Do not attempt to remind her of what she had and has lost. Right now, she is living in her present and has blocked most of the good things from the past w/you and your family.
I wouldn't send her a meaningful gift. If you get anything, make it impersonal and from the children. Right now, she is in a dark place and nothing is bright and airy for her when it comes to you and the relationship.
Oh, those words about you haven't changed or nothing has changed...they are the words of someone who is looking for something to make them feel better. They don't have a clue as to why they feel the way they do, but they think that if everyone and everything would change, she would feel better. That is a bunch of BS. She is definitely looking for something to make her feel better about herself and her little world. Unfortunately, she doesn't realize that the only way to make herself happy is to look within. Exterior things will only bring you joy for a bit and then...poof! Then you look for something else.

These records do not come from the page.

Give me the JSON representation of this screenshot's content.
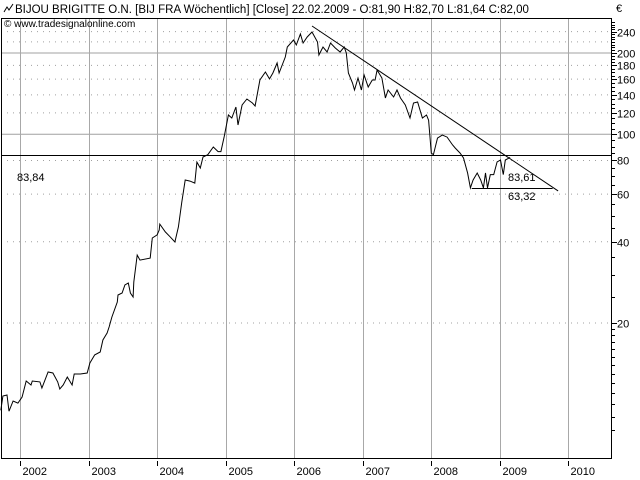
{
  "header": {
    "title": "BIJOU BRIGITTE O.N. [BIJ FRA  Wöchentlich] [Close] 22.02.2009 - O:81,90 H:82,70 L:81,64 C:82,00",
    "copyright": "© www.tradesignalonline.com",
    "chart_icon": "line-chart-icon"
  },
  "chart_data": {
    "type": "line",
    "title": "BIJOU BRIGITTE O.N. [BIJ FRA  Wöchentlich] [Close] 22.02.2009 - O:81,90 H:82,70 L:81,64 C:82,00",
    "currency_label": "€",
    "y_scale": "log",
    "ylim": [
      6.4,
      270
    ],
    "xlim": [
      2001.7,
      2010.6
    ],
    "grid": true,
    "x_ticks": [
      "2002",
      "2003",
      "2004",
      "2005",
      "2006",
      "2007",
      "2008",
      "2009",
      "2010"
    ],
    "y_ticks": [
      "240",
      "200",
      "180",
      "160",
      "140",
      "120",
      "100",
      "80",
      "60",
      "40",
      "20"
    ],
    "series": [
      {
        "color": "#000000",
        "points": [
          [
            2001.72,
            9.5
          ],
          [
            2001.75,
            10.73
          ],
          [
            2001.81,
            10.82
          ],
          [
            2001.84,
            9.43
          ],
          [
            2001.9,
            10.28
          ],
          [
            2001.97,
            10.1
          ],
          [
            2002.03,
            10.64
          ],
          [
            2002.09,
            12.2
          ],
          [
            2002.16,
            11.79
          ],
          [
            2002.18,
            12.2
          ],
          [
            2002.29,
            12.1
          ],
          [
            2002.32,
            11.49
          ],
          [
            2002.41,
            13.17
          ],
          [
            2002.48,
            13.06
          ],
          [
            2002.55,
            12.1
          ],
          [
            2002.58,
            11.39
          ],
          [
            2002.63,
            11.79
          ],
          [
            2002.69,
            12.62
          ],
          [
            2002.76,
            11.79
          ],
          [
            2002.79,
            12.95
          ],
          [
            2002.88,
            12.95
          ],
          [
            2002.98,
            13.06
          ],
          [
            2003.02,
            14.22
          ],
          [
            2003.09,
            15.23
          ],
          [
            2003.17,
            15.62
          ],
          [
            2003.21,
            17.3
          ],
          [
            2003.27,
            18.37
          ],
          [
            2003.3,
            19.33
          ],
          [
            2003.34,
            21.05
          ],
          [
            2003.42,
            23.92
          ],
          [
            2003.43,
            25.4
          ],
          [
            2003.49,
            25.84
          ],
          [
            2003.53,
            27.65
          ],
          [
            2003.58,
            28.13
          ],
          [
            2003.61,
            25.84
          ],
          [
            2003.65,
            24.97
          ],
          [
            2003.66,
            28.37
          ],
          [
            2003.71,
            35.7
          ],
          [
            2003.75,
            34.2
          ],
          [
            2003.9,
            34.8
          ],
          [
            2003.93,
            41.3
          ],
          [
            2004.0,
            42.4
          ],
          [
            2004.03,
            44.2
          ],
          [
            2004.04,
            46.5
          ],
          [
            2004.12,
            43.5
          ],
          [
            2004.19,
            41.7
          ],
          [
            2004.26,
            39.9
          ],
          [
            2004.31,
            45.4
          ],
          [
            2004.36,
            56.1
          ],
          [
            2004.41,
            67.7
          ],
          [
            2004.48,
            67.1
          ],
          [
            2004.55,
            65.95
          ],
          [
            2004.58,
            78.9
          ],
          [
            2004.63,
            75.0
          ],
          [
            2004.67,
            82.4
          ],
          [
            2004.74,
            84.0
          ],
          [
            2004.82,
            89.7
          ],
          [
            2004.89,
            86.3
          ],
          [
            2004.93,
            86.3
          ],
          [
            2004.98,
            98.5
          ],
          [
            2005.04,
            117.9
          ],
          [
            2005.09,
            114.9
          ],
          [
            2005.15,
            126.2
          ],
          [
            2005.18,
            108.2
          ],
          [
            2005.24,
            128.4
          ],
          [
            2005.31,
            135.1
          ],
          [
            2005.39,
            130.6
          ],
          [
            2005.43,
            127.3
          ],
          [
            2005.5,
            158.9
          ],
          [
            2005.58,
            170.1
          ],
          [
            2005.64,
            160.3
          ],
          [
            2005.69,
            168.7
          ],
          [
            2005.75,
            183.7
          ],
          [
            2005.78,
            168.7
          ],
          [
            2005.87,
            193.3
          ],
          [
            2005.9,
            210.5
          ],
          [
            2005.99,
            223.4
          ],
          [
            2006.03,
            214.1
          ],
          [
            2006.09,
            235.2
          ],
          [
            2006.13,
            217.8
          ],
          [
            2006.19,
            229.3
          ],
          [
            2006.26,
            239.2
          ],
          [
            2006.34,
            219.6
          ],
          [
            2006.36,
            196.6
          ],
          [
            2006.42,
            210.5
          ],
          [
            2006.48,
            201.7
          ],
          [
            2006.53,
            217.8
          ],
          [
            2006.6,
            208.7
          ],
          [
            2006.67,
            201.7
          ],
          [
            2006.73,
            210.5
          ],
          [
            2006.76,
            200
          ],
          [
            2006.79,
            168.7
          ],
          [
            2006.85,
            154.9
          ],
          [
            2006.88,
            145.9
          ],
          [
            2006.93,
            161.6
          ],
          [
            2006.98,
            145.9
          ],
          [
            2007.02,
            165.8
          ],
          [
            2007.08,
            149.7
          ],
          [
            2007.14,
            158.9
          ],
          [
            2007.18,
            158.9
          ],
          [
            2007.21,
            173.0
          ],
          [
            2007.28,
            161.6
          ],
          [
            2007.33,
            136.3
          ],
          [
            2007.37,
            145.9
          ],
          [
            2007.45,
            137.4
          ],
          [
            2007.5,
            145.9
          ],
          [
            2007.55,
            136.3
          ],
          [
            2007.62,
            128.4
          ],
          [
            2007.69,
            114.9
          ],
          [
            2007.74,
            130.6
          ],
          [
            2007.8,
            131.7
          ],
          [
            2007.87,
            114.9
          ],
          [
            2007.93,
            117.9
          ],
          [
            2007.96,
            112.8
          ],
          [
            2008.0,
            85.2
          ],
          [
            2008.03,
            84.0
          ],
          [
            2008.09,
            96.8
          ],
          [
            2008.16,
            99.3
          ],
          [
            2008.23,
            97.6
          ],
          [
            2008.31,
            91.3
          ],
          [
            2008.35,
            88.9
          ],
          [
            2008.42,
            85.2
          ],
          [
            2008.47,
            81.7
          ],
          [
            2008.53,
            71.9
          ],
          [
            2008.57,
            63.3
          ],
          [
            2008.61,
            67.7
          ],
          [
            2008.67,
            71.9
          ],
          [
            2008.72,
            67.7
          ],
          [
            2008.76,
            63.3
          ],
          [
            2008.79,
            71.9
          ],
          [
            2008.82,
            63.3
          ],
          [
            2008.86,
            70.9
          ],
          [
            2008.91,
            70.9
          ],
          [
            2008.96,
            79.0
          ],
          [
            2009.01,
            80.3
          ],
          [
            2009.05,
            70.9
          ],
          [
            2009.08,
            80.3
          ],
          [
            2009.15,
            82.0
          ]
        ]
      }
    ],
    "annotations": {
      "resistance_line": {
        "value": 83.84,
        "label": "83,84"
      },
      "support_line": {
        "value": 63.32,
        "label": "63,32",
        "from": 2008.59,
        "to": 2009.77
      },
      "trend_line": {
        "from": [
          2006.26,
          251.8
        ],
        "to": [
          2009.85,
          61.7
        ]
      },
      "trend_intersection": {
        "label": "83,61"
      }
    }
  }
}
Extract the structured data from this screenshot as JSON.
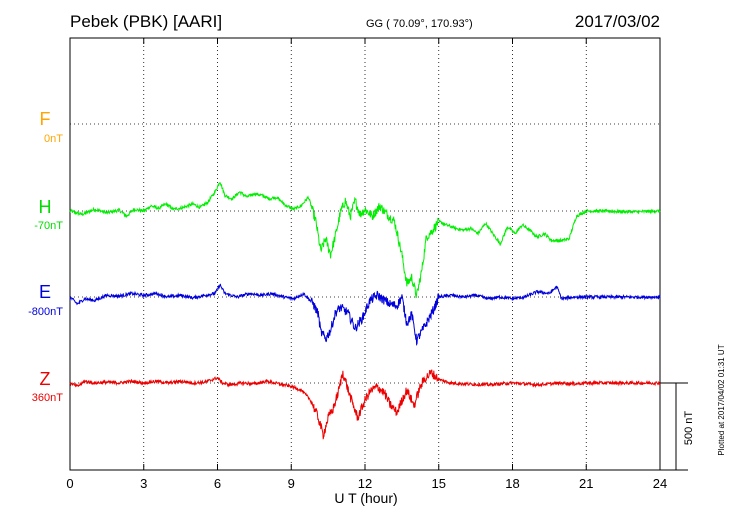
{
  "header": {
    "station": "Pebek (PBK)  [AARI]",
    "coords": "GG ( 70.09°, 170.93°)",
    "date": "2017/03/02"
  },
  "footer": {
    "plotted": "Plotted at 2017/04/02 01:31  UT"
  },
  "chart_data": {
    "type": "line",
    "title": "Pebek (PBK)  [AARI]",
    "xlabel": "U T (hour)",
    "x_ticks": [
      "0",
      "3",
      "6",
      "9",
      "12",
      "15",
      "18",
      "21",
      "24"
    ],
    "xlim": [
      0,
      24
    ],
    "grid": true,
    "scale_bar": {
      "label": "500 nT",
      "value_nT": 500
    },
    "series": [
      {
        "name": "F",
        "baseline_label": "0nT",
        "color": "#FFA500",
        "points": []
      },
      {
        "name": "H",
        "baseline_label": "-70nT",
        "color": "#00EE00",
        "points": [
          [
            0,
            0
          ],
          [
            0.5,
            -20
          ],
          [
            1,
            10
          ],
          [
            1.5,
            -10
          ],
          [
            2,
            5
          ],
          [
            2.3,
            -30
          ],
          [
            2.6,
            10
          ],
          [
            3,
            0
          ],
          [
            3.3,
            30
          ],
          [
            3.6,
            15
          ],
          [
            3.9,
            40
          ],
          [
            4.2,
            10
          ],
          [
            4.6,
            20
          ],
          [
            5,
            40
          ],
          [
            5.3,
            20
          ],
          [
            5.6,
            50
          ],
          [
            5.9,
            110
          ],
          [
            6.1,
            170
          ],
          [
            6.3,
            90
          ],
          [
            6.6,
            70
          ],
          [
            6.9,
            110
          ],
          [
            7.2,
            80
          ],
          [
            7.5,
            100
          ],
          [
            7.8,
            90
          ],
          [
            8.1,
            70
          ],
          [
            8.4,
            80
          ],
          [
            8.8,
            30
          ],
          [
            9.1,
            10
          ],
          [
            9.4,
            30
          ],
          [
            9.7,
            80
          ],
          [
            10,
            -60
          ],
          [
            10.2,
            -230
          ],
          [
            10.4,
            -160
          ],
          [
            10.6,
            -250
          ],
          [
            10.8,
            -140
          ],
          [
            11,
            -10
          ],
          [
            11.2,
            60
          ],
          [
            11.4,
            -30
          ],
          [
            11.6,
            60
          ],
          [
            11.8,
            -20
          ],
          [
            12,
            10
          ],
          [
            12.3,
            -30
          ],
          [
            12.6,
            30
          ],
          [
            12.9,
            -20
          ],
          [
            13.2,
            -60
          ],
          [
            13.5,
            -250
          ],
          [
            13.7,
            -420
          ],
          [
            13.9,
            -380
          ],
          [
            14.1,
            -490
          ],
          [
            14.3,
            -350
          ],
          [
            14.5,
            -150
          ],
          [
            14.7,
            -120
          ],
          [
            15,
            -60
          ],
          [
            15.3,
            -80
          ],
          [
            15.7,
            -100
          ],
          [
            16,
            -110
          ],
          [
            16.3,
            -100
          ],
          [
            16.6,
            -130
          ],
          [
            16.9,
            -70
          ],
          [
            17.2,
            -130
          ],
          [
            17.5,
            -190
          ],
          [
            17.8,
            -90
          ],
          [
            18.1,
            -130
          ],
          [
            18.4,
            -80
          ],
          [
            18.7,
            -110
          ],
          [
            19,
            -150
          ],
          [
            19.3,
            -130
          ],
          [
            19.6,
            -170
          ],
          [
            20,
            -170
          ],
          [
            20.3,
            -160
          ],
          [
            20.6,
            -30
          ],
          [
            21,
            0
          ],
          [
            21.5,
            0
          ],
          [
            22,
            -2
          ],
          [
            23,
            -5
          ],
          [
            24,
            0
          ]
        ]
      },
      {
        "name": "E",
        "baseline_label": "-800nT",
        "color": "#0000DD",
        "points": [
          [
            0,
            0
          ],
          [
            0.3,
            -40
          ],
          [
            0.6,
            -10
          ],
          [
            1,
            -20
          ],
          [
            1.5,
            10
          ],
          [
            2,
            5
          ],
          [
            2.5,
            20
          ],
          [
            3,
            10
          ],
          [
            3.5,
            20
          ],
          [
            4,
            0
          ],
          [
            4.5,
            10
          ],
          [
            5,
            -5
          ],
          [
            5.5,
            10
          ],
          [
            5.9,
            20
          ],
          [
            6.1,
            70
          ],
          [
            6.3,
            20
          ],
          [
            6.8,
            0
          ],
          [
            7.3,
            20
          ],
          [
            7.8,
            10
          ],
          [
            8.2,
            20
          ],
          [
            8.7,
            0
          ],
          [
            9.1,
            -10
          ],
          [
            9.5,
            20
          ],
          [
            9.9,
            -40
          ],
          [
            10.1,
            -100
          ],
          [
            10.2,
            -200
          ],
          [
            10.4,
            -240
          ],
          [
            10.6,
            -190
          ],
          [
            10.8,
            -90
          ],
          [
            11,
            -60
          ],
          [
            11.3,
            -90
          ],
          [
            11.6,
            -180
          ],
          [
            11.9,
            -120
          ],
          [
            12.2,
            -20
          ],
          [
            12.5,
            10
          ],
          [
            12.8,
            -20
          ],
          [
            13,
            -40
          ],
          [
            13.3,
            -50
          ],
          [
            13.5,
            0
          ],
          [
            13.7,
            -150
          ],
          [
            13.9,
            -100
          ],
          [
            14.1,
            -250
          ],
          [
            14.3,
            -200
          ],
          [
            14.5,
            -150
          ],
          [
            14.8,
            -70
          ],
          [
            15,
            0
          ],
          [
            15.5,
            10
          ],
          [
            16,
            0
          ],
          [
            16.5,
            10
          ],
          [
            17,
            -10
          ],
          [
            17.5,
            0
          ],
          [
            18,
            -10
          ],
          [
            18.5,
            0
          ],
          [
            19,
            30
          ],
          [
            19.5,
            20
          ],
          [
            19.8,
            60
          ],
          [
            20,
            -10
          ],
          [
            20.5,
            0
          ],
          [
            21,
            0
          ],
          [
            22,
            0
          ],
          [
            23,
            0
          ],
          [
            24,
            0
          ]
        ]
      },
      {
        "name": "Z",
        "baseline_label": "360nT",
        "color": "#EE0000",
        "points": [
          [
            0,
            0
          ],
          [
            0.3,
            -20
          ],
          [
            0.6,
            10
          ],
          [
            1,
            0
          ],
          [
            1.5,
            5
          ],
          [
            2,
            0
          ],
          [
            2.5,
            10
          ],
          [
            3,
            0
          ],
          [
            3.5,
            10
          ],
          [
            4,
            0
          ],
          [
            4.5,
            10
          ],
          [
            5,
            0
          ],
          [
            5.5,
            5
          ],
          [
            5.8,
            20
          ],
          [
            6,
            30
          ],
          [
            6.2,
            0
          ],
          [
            6.5,
            -10
          ],
          [
            7,
            0
          ],
          [
            7.5,
            -5
          ],
          [
            8,
            10
          ],
          [
            8.5,
            -5
          ],
          [
            9,
            -20
          ],
          [
            9.4,
            -40
          ],
          [
            9.8,
            -100
          ],
          [
            10.1,
            -200
          ],
          [
            10.3,
            -300
          ],
          [
            10.5,
            -200
          ],
          [
            10.7,
            -150
          ],
          [
            10.9,
            -60
          ],
          [
            11.1,
            60
          ],
          [
            11.4,
            -80
          ],
          [
            11.7,
            -200
          ],
          [
            12,
            -100
          ],
          [
            12.2,
            -50
          ],
          [
            12.5,
            -20
          ],
          [
            12.8,
            -60
          ],
          [
            13,
            -120
          ],
          [
            13.3,
            -170
          ],
          [
            13.5,
            -100
          ],
          [
            13.7,
            -40
          ],
          [
            14,
            -130
          ],
          [
            14.2,
            -40
          ],
          [
            14.4,
            20
          ],
          [
            14.7,
            60
          ],
          [
            15,
            20
          ],
          [
            15.5,
            0
          ],
          [
            16,
            -5
          ],
          [
            17,
            -10
          ],
          [
            18,
            0
          ],
          [
            19,
            -10
          ],
          [
            20,
            0
          ],
          [
            20.5,
            -5
          ],
          [
            21,
            0
          ],
          [
            22,
            0
          ],
          [
            23,
            0
          ],
          [
            24,
            0
          ]
        ]
      }
    ]
  }
}
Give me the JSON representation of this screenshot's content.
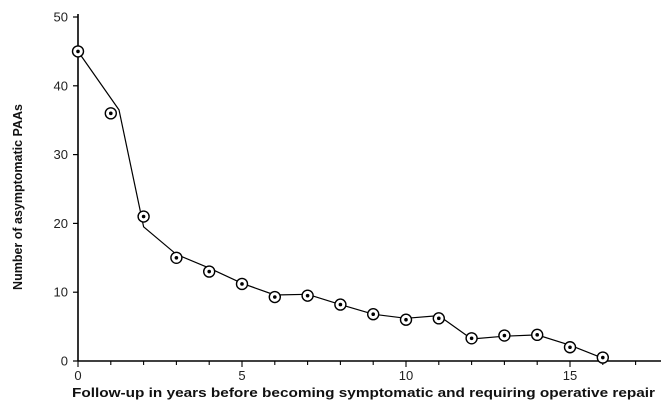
{
  "chart_data": {
    "type": "line",
    "title": "",
    "xlabel": "Follow-up in years before becoming symptomatic and requiring operative repair",
    "ylabel": "Number of asymptomatic PAAs",
    "xlim": [
      0,
      18
    ],
    "ylim": [
      0,
      50
    ],
    "x_ticks": [
      0,
      5,
      10,
      15
    ],
    "y_ticks": [
      0,
      10,
      20,
      30,
      40,
      50
    ],
    "grid": false,
    "legend": "none",
    "series": [
      {
        "x": [
          0,
          1,
          2,
          3,
          4,
          5,
          6,
          7,
          8,
          9,
          10,
          11,
          12,
          13,
          14,
          15,
          16
        ],
        "values": [
          45,
          36,
          21,
          15,
          13,
          11.2,
          9.3,
          9.5,
          8.2,
          6.8,
          6.0,
          6.2,
          3.3,
          3.7,
          3.8,
          2.0,
          0.5
        ]
      }
    ],
    "fit_line": {
      "x": [
        0,
        1.25,
        2,
        3,
        4,
        5,
        6,
        7,
        8,
        9,
        10,
        11,
        12,
        13,
        14,
        15,
        16
      ],
      "values": [
        45,
        36.5,
        19.5,
        15.5,
        13.5,
        11.3,
        9.6,
        9.7,
        8.2,
        6.8,
        6.2,
        6.6,
        3.2,
        3.6,
        3.8,
        2.3,
        0.4
      ]
    },
    "colors": {
      "axis": "#000000",
      "line": "#000000",
      "marker": "#000000"
    }
  }
}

Only communicate with her about the children and Christmas visitation. Leave the relationship talks alone. The more you attempt to show her what she had and what life can be at the moment, the more she's going to pull away. Keep the focus on you and your children. Leave her be. Always remember, actions speak louder than words. Show her that you can move forward and have a fulfilling life w/o her. Show her the man you were when you met.
Dig deeper for patience and just leave her be.
Sit quietly, the answers will reveal themselves when you least expect them to. The past is gone, the present is a gift and you need to focus on today, allow the future to reveal itself when it is ready.